Managing for Disruption Lessons in Building Brand Clarity

March 18, 2016

Disruption and innovation are the mantras of the day. This is not just a management fad. These have become cornerstones of competitiveness. Technology—in particular the digitization of the enterprise—is having a profound impact on today’s businesses. It is accelerating market shifts, enabling the creation of new business models.

That’s catching many companies off guard.

Increasingly, forward-thinking companies are redefining themselves to remain relevant. They’re focusing on their core, and shaking up the organization to allow it to evolve organically. That is what is enabling these companies to thrive in the face of rapid technological change. By breaking free of old paradigms, they gain clarity of purpose and can better understand their path to the future.

Jeffrey Immelt, CEO of GE, summed it up nicely in a recent interview, “A company like GE has to be all about change. It has to be all about picking what’s next, getting the company focused, making the company accountable.” Immelt goes on to elaborate on a critical point, “What we’ve tried to do is narrow our focus as a company, to be only those things that have significant core competency. Being only as broad as you are deep is the way that you have to think about running your company today.”

The journey that GE has signed up for is an uncomfortable one. Change is always messy and unpredictable, requiring new ways of thinking and doing. Distilling the company and all it represents down to core ideas is no small task.

How Can A Brand Enable Transformation?

Today’s companies need a ‘True North’ to guide them as they evolve—a platform to articulate a vision for the future, and a roadmap to achieve defined goals. For marketers, that means reaching more broadly across the company to help coordinate activities, and designing tools that can ready an organization for the changes that lie ahead.

The brand is one of the most powerful assets marketers have to help the company drive change, because it can enhance understanding of the company’s scope, differentiators, target demographic and core competencies. That insight allows a company’s leaders and employees to target challenges, discover new business opportunities introduced by disruptive technologies, and take more directed action to effect real and lasting change. To be effective in this role, however, the brand must have a clear definition and purpose.

While brand clarity is crucial to success, it cannot exist in a vacuum. It is inextricably tied to business strategy and the environment. Before redefining the brand to reflect the company’s new focus, leaders must step back, study the world around it, and craft a solid business strategy on which an evolved brand can be built. By doing so, the company will be better equipped to make the critical business decisions that lie ahead.

Companies that fail to proactively develop their business strategy are more vulnerable to shifts in market dynamics and may find themselves blindsided by new competitors. Operating on outdated business strategies, they become irrelevant. A case in point is Kodak. Despite being the inventor of digital photography and driving most of the early innovations, Kodak failed to capitalize on new disruptive technology and lost relevance in the marketplace.

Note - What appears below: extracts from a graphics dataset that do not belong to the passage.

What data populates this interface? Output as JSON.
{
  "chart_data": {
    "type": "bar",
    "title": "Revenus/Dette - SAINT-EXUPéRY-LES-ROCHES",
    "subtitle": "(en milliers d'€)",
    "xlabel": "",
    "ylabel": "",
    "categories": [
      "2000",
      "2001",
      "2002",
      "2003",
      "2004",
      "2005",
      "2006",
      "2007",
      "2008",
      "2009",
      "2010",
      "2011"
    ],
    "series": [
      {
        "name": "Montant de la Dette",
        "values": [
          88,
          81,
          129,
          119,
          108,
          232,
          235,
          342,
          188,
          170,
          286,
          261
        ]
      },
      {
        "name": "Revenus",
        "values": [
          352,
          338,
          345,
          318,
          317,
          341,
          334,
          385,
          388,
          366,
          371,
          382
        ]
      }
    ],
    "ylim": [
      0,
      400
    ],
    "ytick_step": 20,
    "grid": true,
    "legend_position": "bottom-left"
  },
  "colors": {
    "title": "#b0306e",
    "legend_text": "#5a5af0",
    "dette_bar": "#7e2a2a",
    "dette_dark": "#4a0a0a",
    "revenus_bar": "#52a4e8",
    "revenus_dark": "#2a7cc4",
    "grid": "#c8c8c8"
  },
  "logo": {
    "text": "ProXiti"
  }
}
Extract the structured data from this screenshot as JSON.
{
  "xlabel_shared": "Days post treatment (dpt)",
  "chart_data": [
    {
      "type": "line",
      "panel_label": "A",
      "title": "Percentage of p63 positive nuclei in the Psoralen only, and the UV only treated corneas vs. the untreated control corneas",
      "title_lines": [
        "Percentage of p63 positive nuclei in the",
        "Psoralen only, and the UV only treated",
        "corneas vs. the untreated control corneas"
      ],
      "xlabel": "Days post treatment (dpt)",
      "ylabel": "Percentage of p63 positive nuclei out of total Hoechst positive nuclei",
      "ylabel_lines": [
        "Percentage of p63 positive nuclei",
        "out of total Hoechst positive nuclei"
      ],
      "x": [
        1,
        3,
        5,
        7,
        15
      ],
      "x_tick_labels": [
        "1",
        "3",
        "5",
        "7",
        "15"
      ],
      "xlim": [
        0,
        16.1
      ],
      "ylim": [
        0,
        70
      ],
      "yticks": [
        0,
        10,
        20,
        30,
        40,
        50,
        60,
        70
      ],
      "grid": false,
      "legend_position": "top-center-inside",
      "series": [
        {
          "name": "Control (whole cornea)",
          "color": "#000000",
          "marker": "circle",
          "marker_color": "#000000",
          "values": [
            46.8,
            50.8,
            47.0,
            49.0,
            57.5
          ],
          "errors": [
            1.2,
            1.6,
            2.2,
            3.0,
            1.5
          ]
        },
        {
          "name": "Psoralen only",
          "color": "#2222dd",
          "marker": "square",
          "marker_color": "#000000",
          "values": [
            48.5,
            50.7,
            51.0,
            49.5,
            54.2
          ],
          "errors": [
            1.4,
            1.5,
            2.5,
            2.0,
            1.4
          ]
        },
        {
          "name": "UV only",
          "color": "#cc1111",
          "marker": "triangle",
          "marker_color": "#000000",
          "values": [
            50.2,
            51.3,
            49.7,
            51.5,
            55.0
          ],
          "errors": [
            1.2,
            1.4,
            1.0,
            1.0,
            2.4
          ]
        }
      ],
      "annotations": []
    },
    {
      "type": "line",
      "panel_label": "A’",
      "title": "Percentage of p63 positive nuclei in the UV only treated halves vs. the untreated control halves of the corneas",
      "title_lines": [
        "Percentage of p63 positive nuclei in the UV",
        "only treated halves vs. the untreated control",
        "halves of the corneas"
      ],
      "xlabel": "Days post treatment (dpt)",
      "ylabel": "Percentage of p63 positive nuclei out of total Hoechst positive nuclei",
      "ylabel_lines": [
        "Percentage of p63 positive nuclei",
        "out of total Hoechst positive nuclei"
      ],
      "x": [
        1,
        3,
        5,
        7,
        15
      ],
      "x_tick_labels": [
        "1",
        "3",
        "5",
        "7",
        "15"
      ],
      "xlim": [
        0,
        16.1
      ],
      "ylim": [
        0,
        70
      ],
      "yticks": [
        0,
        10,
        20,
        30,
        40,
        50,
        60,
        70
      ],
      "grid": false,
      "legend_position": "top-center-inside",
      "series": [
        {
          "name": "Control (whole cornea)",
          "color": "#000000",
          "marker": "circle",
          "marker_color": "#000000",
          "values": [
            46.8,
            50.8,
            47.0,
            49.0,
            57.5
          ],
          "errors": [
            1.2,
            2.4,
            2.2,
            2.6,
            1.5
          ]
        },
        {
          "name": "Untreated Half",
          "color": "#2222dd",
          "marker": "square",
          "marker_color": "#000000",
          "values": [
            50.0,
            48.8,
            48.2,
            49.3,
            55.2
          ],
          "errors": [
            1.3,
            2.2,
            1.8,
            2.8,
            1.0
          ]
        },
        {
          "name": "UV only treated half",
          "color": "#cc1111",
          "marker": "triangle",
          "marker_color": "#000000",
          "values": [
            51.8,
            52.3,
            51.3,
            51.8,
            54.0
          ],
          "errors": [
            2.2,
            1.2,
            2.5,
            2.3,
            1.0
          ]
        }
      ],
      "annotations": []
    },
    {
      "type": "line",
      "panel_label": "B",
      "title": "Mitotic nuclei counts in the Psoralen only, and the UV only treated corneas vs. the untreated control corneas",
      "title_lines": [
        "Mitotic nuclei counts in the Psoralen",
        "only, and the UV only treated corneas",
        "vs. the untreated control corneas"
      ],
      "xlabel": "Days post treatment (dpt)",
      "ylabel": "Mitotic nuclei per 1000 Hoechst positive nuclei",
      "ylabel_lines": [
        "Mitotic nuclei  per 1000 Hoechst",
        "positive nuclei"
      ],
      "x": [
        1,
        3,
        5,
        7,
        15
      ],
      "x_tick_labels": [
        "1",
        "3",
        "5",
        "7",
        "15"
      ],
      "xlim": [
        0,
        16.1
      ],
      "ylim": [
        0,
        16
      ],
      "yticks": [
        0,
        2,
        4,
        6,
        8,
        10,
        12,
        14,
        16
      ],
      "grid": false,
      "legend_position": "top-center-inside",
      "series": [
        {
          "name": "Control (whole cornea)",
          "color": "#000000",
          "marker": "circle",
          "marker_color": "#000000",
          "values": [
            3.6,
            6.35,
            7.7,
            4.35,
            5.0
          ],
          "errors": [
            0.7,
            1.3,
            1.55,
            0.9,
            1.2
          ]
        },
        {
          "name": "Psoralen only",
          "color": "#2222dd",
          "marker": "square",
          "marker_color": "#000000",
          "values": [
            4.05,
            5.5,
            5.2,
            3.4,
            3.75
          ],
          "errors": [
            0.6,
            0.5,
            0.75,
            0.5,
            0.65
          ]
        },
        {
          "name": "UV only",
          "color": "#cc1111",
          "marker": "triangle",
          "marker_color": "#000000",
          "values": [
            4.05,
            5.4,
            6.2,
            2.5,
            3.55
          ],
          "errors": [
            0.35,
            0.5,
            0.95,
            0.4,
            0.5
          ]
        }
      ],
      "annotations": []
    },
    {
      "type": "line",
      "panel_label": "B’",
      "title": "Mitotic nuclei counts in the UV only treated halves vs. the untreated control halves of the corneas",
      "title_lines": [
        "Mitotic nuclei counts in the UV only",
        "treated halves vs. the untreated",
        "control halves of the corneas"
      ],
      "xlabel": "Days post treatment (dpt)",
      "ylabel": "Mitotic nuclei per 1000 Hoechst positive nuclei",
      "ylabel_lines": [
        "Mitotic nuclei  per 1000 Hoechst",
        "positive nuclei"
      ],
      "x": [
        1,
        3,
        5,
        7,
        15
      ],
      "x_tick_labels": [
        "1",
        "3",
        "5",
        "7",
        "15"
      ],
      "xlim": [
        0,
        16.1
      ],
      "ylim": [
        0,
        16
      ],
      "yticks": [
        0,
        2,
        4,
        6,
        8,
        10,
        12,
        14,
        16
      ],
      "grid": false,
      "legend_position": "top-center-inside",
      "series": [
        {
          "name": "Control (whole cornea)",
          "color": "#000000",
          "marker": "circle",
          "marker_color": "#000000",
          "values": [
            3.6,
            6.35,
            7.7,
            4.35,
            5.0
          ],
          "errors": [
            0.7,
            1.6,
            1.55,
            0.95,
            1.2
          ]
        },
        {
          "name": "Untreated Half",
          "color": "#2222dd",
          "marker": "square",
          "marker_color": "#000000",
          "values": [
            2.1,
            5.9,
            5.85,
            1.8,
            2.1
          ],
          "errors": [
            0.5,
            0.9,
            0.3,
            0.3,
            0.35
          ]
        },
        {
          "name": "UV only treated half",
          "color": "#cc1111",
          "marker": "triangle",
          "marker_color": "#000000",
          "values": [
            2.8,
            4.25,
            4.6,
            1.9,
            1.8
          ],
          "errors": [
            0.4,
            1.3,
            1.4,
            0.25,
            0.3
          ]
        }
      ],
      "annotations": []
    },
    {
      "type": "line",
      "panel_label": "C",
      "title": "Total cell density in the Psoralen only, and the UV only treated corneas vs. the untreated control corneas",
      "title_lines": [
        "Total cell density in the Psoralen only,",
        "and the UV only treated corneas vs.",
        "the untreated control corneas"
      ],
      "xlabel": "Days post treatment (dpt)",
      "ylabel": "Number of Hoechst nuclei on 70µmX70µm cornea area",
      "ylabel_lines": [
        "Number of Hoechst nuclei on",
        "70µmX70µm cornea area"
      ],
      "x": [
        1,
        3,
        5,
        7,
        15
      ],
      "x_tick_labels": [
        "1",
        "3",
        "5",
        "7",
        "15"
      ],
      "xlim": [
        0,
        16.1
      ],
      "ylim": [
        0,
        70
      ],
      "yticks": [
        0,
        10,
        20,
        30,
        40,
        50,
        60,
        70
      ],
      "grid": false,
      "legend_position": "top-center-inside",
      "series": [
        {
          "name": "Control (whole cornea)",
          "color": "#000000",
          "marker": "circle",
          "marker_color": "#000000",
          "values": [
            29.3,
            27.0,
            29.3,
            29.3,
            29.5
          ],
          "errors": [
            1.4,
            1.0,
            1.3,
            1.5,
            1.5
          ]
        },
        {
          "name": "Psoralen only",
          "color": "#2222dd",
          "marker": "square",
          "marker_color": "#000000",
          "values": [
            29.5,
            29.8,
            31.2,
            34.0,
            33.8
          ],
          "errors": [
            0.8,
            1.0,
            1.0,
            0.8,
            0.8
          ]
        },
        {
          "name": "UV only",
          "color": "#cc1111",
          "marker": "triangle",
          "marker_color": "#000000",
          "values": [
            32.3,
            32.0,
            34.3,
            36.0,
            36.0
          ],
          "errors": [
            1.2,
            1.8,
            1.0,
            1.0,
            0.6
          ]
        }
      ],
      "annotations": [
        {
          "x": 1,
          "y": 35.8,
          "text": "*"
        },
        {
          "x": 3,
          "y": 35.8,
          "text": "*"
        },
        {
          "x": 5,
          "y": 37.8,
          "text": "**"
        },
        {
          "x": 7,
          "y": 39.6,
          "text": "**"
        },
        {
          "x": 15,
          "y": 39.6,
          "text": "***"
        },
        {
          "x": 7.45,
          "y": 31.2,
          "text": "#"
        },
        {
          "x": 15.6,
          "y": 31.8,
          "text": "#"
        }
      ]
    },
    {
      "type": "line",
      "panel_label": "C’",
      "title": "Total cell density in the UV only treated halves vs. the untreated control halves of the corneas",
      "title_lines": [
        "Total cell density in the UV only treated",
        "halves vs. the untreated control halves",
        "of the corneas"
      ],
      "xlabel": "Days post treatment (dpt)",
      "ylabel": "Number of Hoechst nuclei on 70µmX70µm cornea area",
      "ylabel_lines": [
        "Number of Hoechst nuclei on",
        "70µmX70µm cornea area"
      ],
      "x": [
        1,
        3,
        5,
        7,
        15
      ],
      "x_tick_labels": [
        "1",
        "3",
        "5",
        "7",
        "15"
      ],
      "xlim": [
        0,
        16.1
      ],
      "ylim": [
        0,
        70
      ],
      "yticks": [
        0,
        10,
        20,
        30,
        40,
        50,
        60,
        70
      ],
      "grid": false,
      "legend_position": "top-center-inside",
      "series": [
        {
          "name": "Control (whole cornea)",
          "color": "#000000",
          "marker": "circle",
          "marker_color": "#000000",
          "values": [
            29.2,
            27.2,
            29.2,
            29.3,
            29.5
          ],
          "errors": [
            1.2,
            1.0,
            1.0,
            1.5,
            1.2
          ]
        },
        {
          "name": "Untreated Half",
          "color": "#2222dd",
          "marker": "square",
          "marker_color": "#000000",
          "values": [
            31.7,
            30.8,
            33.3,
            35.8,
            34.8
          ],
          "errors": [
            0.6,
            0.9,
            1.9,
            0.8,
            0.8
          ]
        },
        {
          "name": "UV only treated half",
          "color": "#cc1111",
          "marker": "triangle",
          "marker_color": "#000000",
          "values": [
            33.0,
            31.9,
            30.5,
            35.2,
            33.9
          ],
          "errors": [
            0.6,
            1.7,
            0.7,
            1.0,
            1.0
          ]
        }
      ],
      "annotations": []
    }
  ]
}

According to Tenet’s CoreBrand Index, Kodak still has a fairly solid brand, which is something of a surprise. On the other hand, it’s hard to erase such an iconic brand. In our collective consciousness, Kodak is forever tied to our most deeply held and emotional moments—photographs.

SEE ALSO: No Brand Is Safe in the “Age of Disruption”

While a strong brand like Kodak can insulate a company from a few bad decisions, it can only do so much to save a failed business strategy. In hindsight, it is easy to see that the film business had strategic control of the company and that everything else, including robust digital imaging assets, were ancillary activities that were not properly leveraged. Even with a late start, Kodak had the means to disrupt its own business and save itself. And, they had the brand foundation to do it. Unfortunately, Kodak did not have the leadership or the strategy needed to make the shift.